Hoogland
- Full name: Voetbalvereniging Hoogland
- Nickname: Superboeren (Super Farmers)
- Founded: 1 June 1946; 79 years ago
- Ground: Sportpark Langenoord, Hoogland
- Capacity: 1,800
- Manager: Raymond Prins
- League: Vierde Divisie
- 2024–25: Vierde Divisie A, 5th of 16
- Website: https://www.vvhoogland.nl/
| Home colours |

= VV Hoogland =

Dutch football club

Voetbalvereniging Hoogland, more commonly known as VV Hoogland or simply Hoogland (/nl/), is a Dutch football club based in the town of Hoogland, Utrecht. Formed on 1 June 1946, they play in the Vierde Divisie, the fifth tier of the Dutch football league system, and have spent most of their history in the lower amateur tiers. Their home ground is Sportpark Langenoord.

== History ==
VV Hoogland was founded shortly after World War II on 1 June 1946, after local youths decided to organise association football in the area in one club. The team began its inaugural season in the local Tweede Klasse—the lowest tier of Dutch football at the time. The popular support that football saw during the postwar years meant an increase in clubs, and Hoogland had to participate in the newly founded Derde Klasse shortly afterwards—the new lowest tier.

Hoogland mainly played in the basement of Dutch football during the following decades, shifting between participation in the Derde and Vierde Klasse, which were the fourth and fifth amateur levels. The club, however, saw a rapid rise in the late 2000s, reaching promotion to the Eerste Klasse in 2011.

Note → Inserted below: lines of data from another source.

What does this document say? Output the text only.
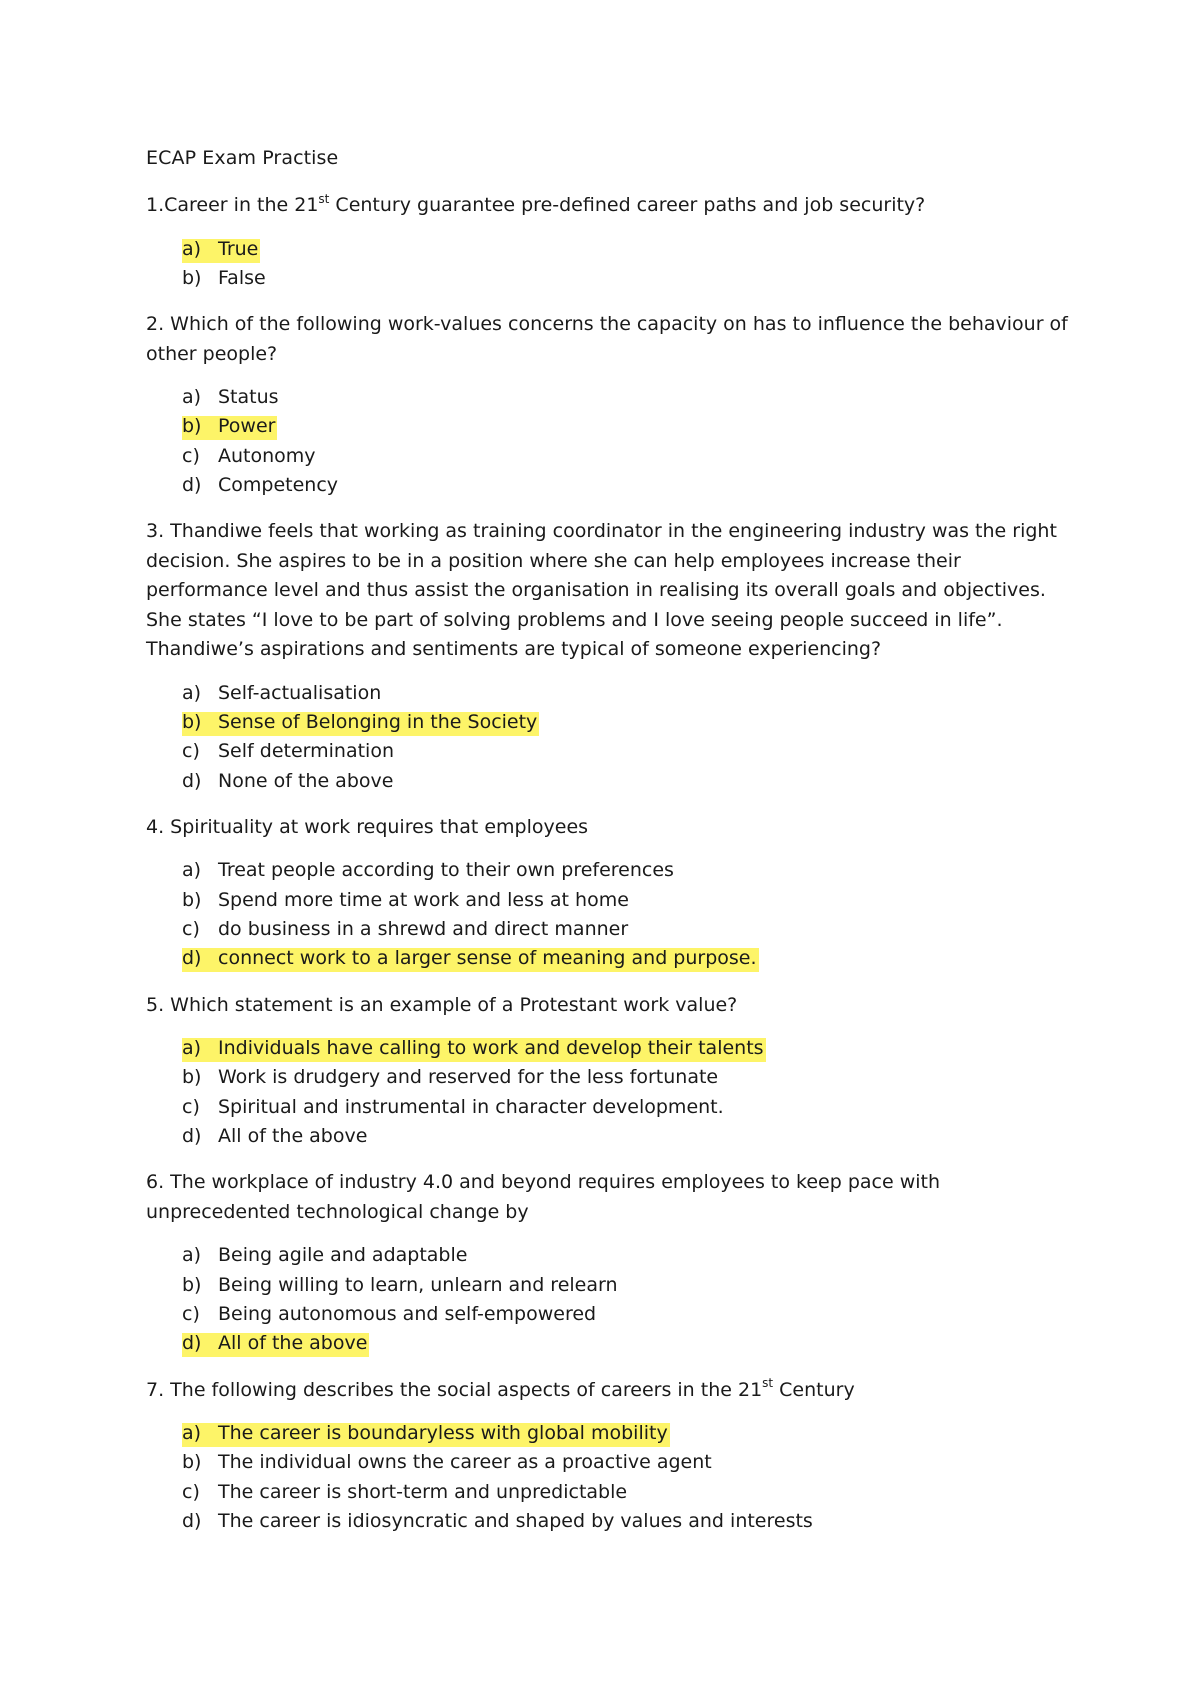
ECAP Exam Practise
1.Career in the 21st Century guarantee pre-defined career paths and job security?
a) True
b) False
2. Which of the following work-values concerns the capacity on has to influence the behaviour of other people?
a) Status
b) Power
c) Autonomy
d) Competency
3. Thandiwe feels that working as training coordinator in the engineering industry was the right decision. She aspires to be in a position where she can help employees increase their performance level and thus assist the organisation in realising its overall goals and objectives. She states “I love to be part of solving problems and I love seeing people succeed in life”. Thandiwe’s aspirations and sentiments are typical of someone experiencing?
a) Self-actualisation
b) Sense of Belonging in the Society
c) Self determination
d) None of the above
4. Spirituality at work requires that employees
a) Treat people according to their own preferences
b) Spend more time at work and less at home
c) do business in a shrewd and direct manner
d) connect work to a larger sense of meaning and purpose.
5. Which statement is an example of a Protestant work value?
a) Individuals have calling to work and develop their talents
b) Work is drudgery and reserved for the less fortunate
c) Spiritual and instrumental in character development.
d) All of the above
6. The workplace of industry 4.0 and beyond requires employees to keep pace with unprecedented technological change by
a) Being agile and adaptable
b) Being willing to learn, unlearn and relearn
c) Being autonomous and self-empowered
d) All of the above
7. The following describes the social aspects of careers in the 21st Century
a) The career is boundaryless with global mobility
b) The individual owns the career as a proactive agent
c) The career is short-term and unpredictable
d) The career is idiosyncratic and shaped by values and interests
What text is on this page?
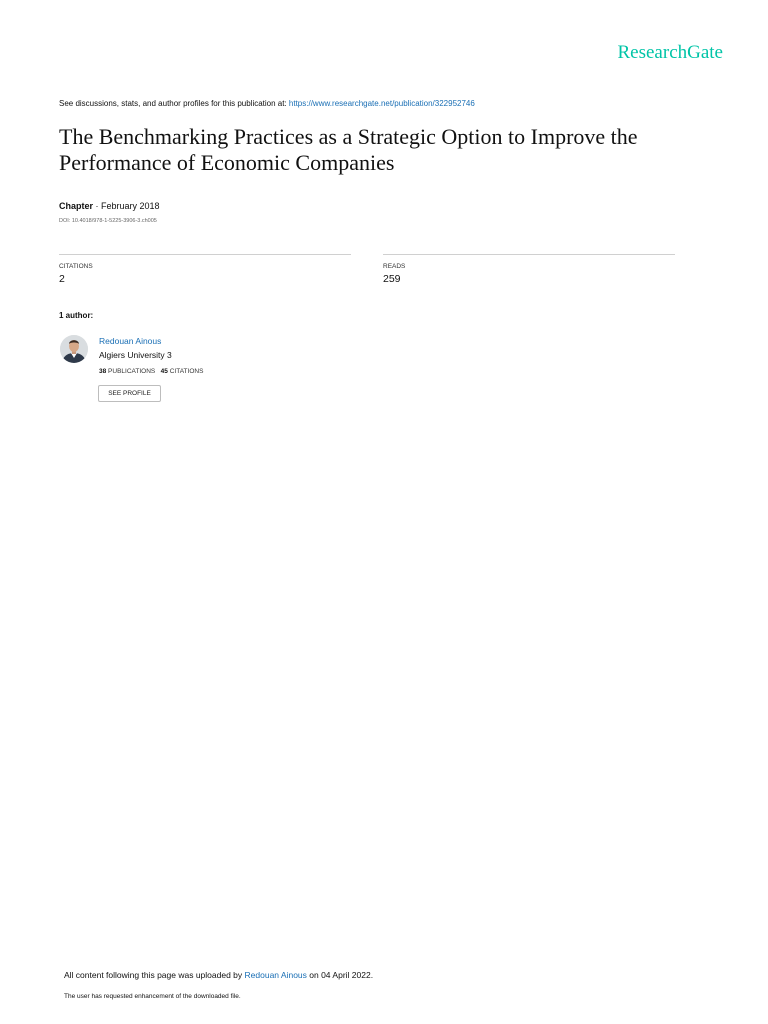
ResearchGate
See discussions, stats, and author profiles for this publication at: https://www.researchgate.net/publication/322952746
The Benchmarking Practices as a Strategic Option to Improve the Performance of Economic Companies
Chapter · February 2018
DOI: 10.4018/978-1-5225-3906-3.ch005
CITATIONS
2
READS
259
1 author:
Redouan Ainous
Algiers University 3
38 PUBLICATIONS 45 CITATIONS
SEE PROFILE
All content following this page was uploaded by Redouan Ainous on 04 April 2022.
The user has requested enhancement of the downloaded file.
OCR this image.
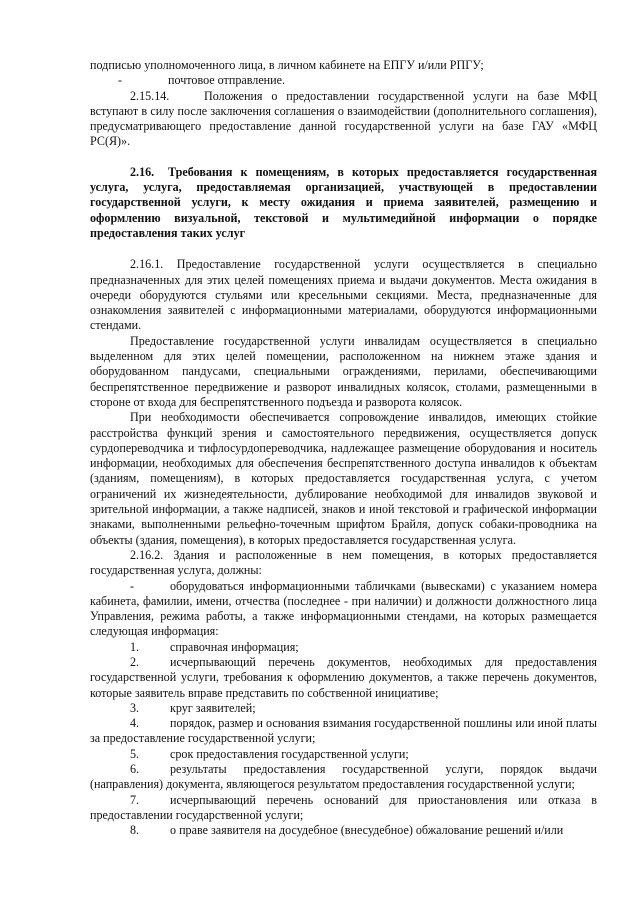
подписью уполномоченного лица, в личном кабинете на ЕПГУ и/или РПГУ;

-	почтовое отправление.

2.15.14.	Положения о предоставлении государственной услуги на базе МФЦ вступают в силу после заключения соглашения о взаимодействии (дополнительного соглашения), предусматривающего предоставление данной государственной услуги на базе ГАУ «МФЦ РС(Я)».

2.16. Требования к помещениям, в которых предоставляется государственная услуга, услуга, предоставляемая организацией, участвующей в предоставлении государственной услуги, к месту ожидания и приема заявителей, размещению и оформлению визуальной, текстовой и мультимедийной информации о порядке предоставления таких услуг

2.16.1. Предоставление государственной услуги осуществляется в специально предназначенных для этих целей помещениях приема и выдачи документов. Места ожидания в очереди оборудуются стульями или кресельными секциями. Места, предназначенные для ознакомления заявителей с информационными материалами, оборудуются информационными стендами.

Предоставление государственной услуги инвалидам осуществляется в специально выделенном для этих целей помещении, расположенном на нижнем этаже здания и оборудованном пандусами, специальными ограждениями, перилами, обеспечивающими беспрепятственное передвижение и разворот инвалидных колясок, столами, размещенными в стороне от входа для беспрепятственного подъезда и разворота колясок.

При необходимости обеспечивается сопровождение инвалидов, имеющих стойкие расстройства функций зрения и самостоятельного передвижения, осуществляется допуск сурдопереводчика и тифлосурдопереводчика, надлежащее размещение оборудования и носитель информации, необходимых для обеспечения беспрепятственного доступа инвалидов к объектам (зданиям, помещениям), в которых предоставляется государственная услуга, с учетом ограничений их жизнедеятельности, дублирование необходимой для инвалидов звуковой и зрительной информации, а также надписей, знаков и иной текстовой и графической информации знаками, выполненными рельефно-точечным шрифтом Брайля, допуск собаки-проводника на объекты (здания, помещения), в которых предоставляется государственная услуга.

2.16.2. Здания и расположенные в нем помещения, в которых предоставляется государственная услуга, должны:

-	оборудоваться информационными табличками (вывесками) с указанием номера кабинета, фамилии, имени, отчества (последнее - при наличии) и должности должностного лица Управления, режима работы, а также информационными стендами, на которых размещается следующая информация:

1.	справочная информация;

2.	исчерпывающий перечень документов, необходимых для предоставления государственной услуги, требования к оформлению документов, а также перечень документов, которые заявитель вправе представить по собственной инициативе;

3.	круг заявителей;

4.	порядок, размер и основания взимания государственной пошлины или иной платы за предоставление государственной услуги;

5.	срок предоставления государственной услуги;

6.	результаты предоставления государственной услуги, порядок выдачи (направления) документа, являющегося результатом предоставления государственной услуги;

7.	исчерпывающий перечень оснований для приостановления или отказа в предоставлении государственной услуги;

8.	о праве заявителя на досудебное (внесудебное) обжалование решений и/или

After winning the Eerste Klasse championship in 2016, Hoogland reached the Hoofdklasse Sunday for the first time in the 2016–17 season. With a fifteenth place in the following season, however, relegation back to the Eerste Klasse ensued. This was followed by two promotions in a row, both after play-offs, which meant that the club played in the fourth-tier Derde Divisie for the first time in club history in the 2019–20 season. At that point, the club was the highest classified and largest club in the Amersfoort Municipality.